Ее спокойный тон поразил его.
– О нет! – воскликнул он. – У тебя должен быть мужчина. Ты не можешь оставаться одна.
– Могу, – сказала она, и теперь ее тон был резок.
– Мне очень жаль, что ты так считаешь, – сказал он, продолжая смотреть ей в глаза. – Очень жаль. Потому что у меня есть для тебя сюрприз. Теперь у тебя будет мужчина. Я, – он ткнул пальцем себе в грудь, – я твой мужчина.

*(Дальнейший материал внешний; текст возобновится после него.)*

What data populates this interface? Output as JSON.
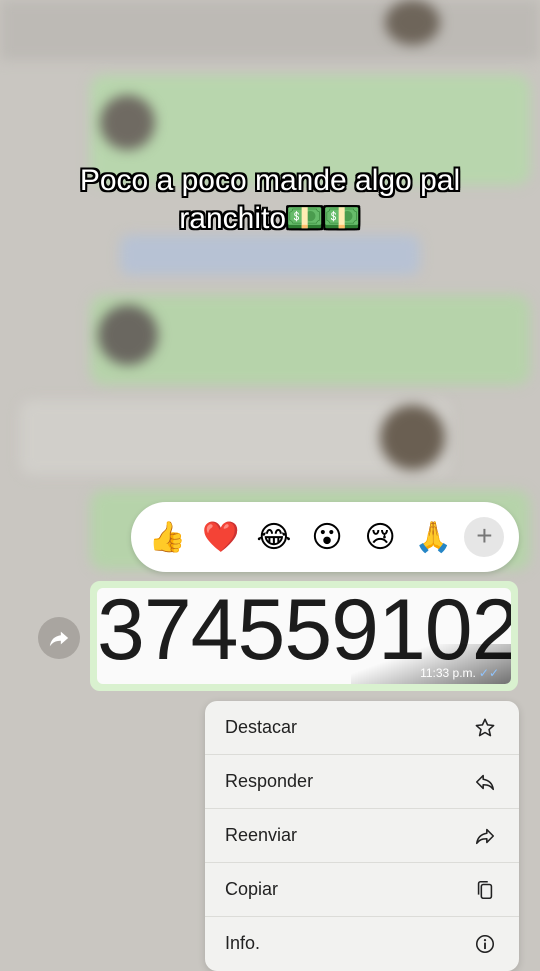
{
  "caption": {
    "line1": "Poco a poco mande algo pal",
    "line2": "ranchito💵💵"
  },
  "reactions": {
    "items": [
      "👍",
      "❤️",
      "😂",
      "😮",
      "😢",
      "🙏"
    ],
    "more_label": "+"
  },
  "message": {
    "image_text": "374559102",
    "time": "11:33 p.m.",
    "ticks": "✓✓"
  },
  "context_menu": {
    "items": [
      {
        "label": "Destacar",
        "icon": "star-icon"
      },
      {
        "label": "Responder",
        "icon": "reply-icon"
      },
      {
        "label": "Reenviar",
        "icon": "forward-icon"
      },
      {
        "label": "Copiar",
        "icon": "copy-icon"
      },
      {
        "label": "Info.",
        "icon": "info-icon"
      }
    ]
  },
  "colors": {
    "outgoing_bubble": "#d9f1cf",
    "menu_background": "#f2f2f0"
  }
}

Когда он сказал это, у нее был полный рот еды. Кусок застрял у нее в горле, и она закашлялась. Зажав ладонью рот, она вскочила из-за стола и отошла в сторону. Она стояла к нему спиной, склонив голову и прижимая одну руку ко рту, а другую к груди. Услышав, как его стул отодвинулся, она резко обернулась и, продолжая кашлять, посмотрела на него. В следующее мгновение она уже была в его объятиях. Одна его рука лежала на ее ягодицах, а другая придерживала ее под мышкой. Он заставил ее оцепеневшее тело изогнуться и прижал ее вплотную к себе. Она подняла глаза и посмотрела на склоненное над ней лицо. Его светлая борода пошевелилась, и его полные губы улыбнулись ей.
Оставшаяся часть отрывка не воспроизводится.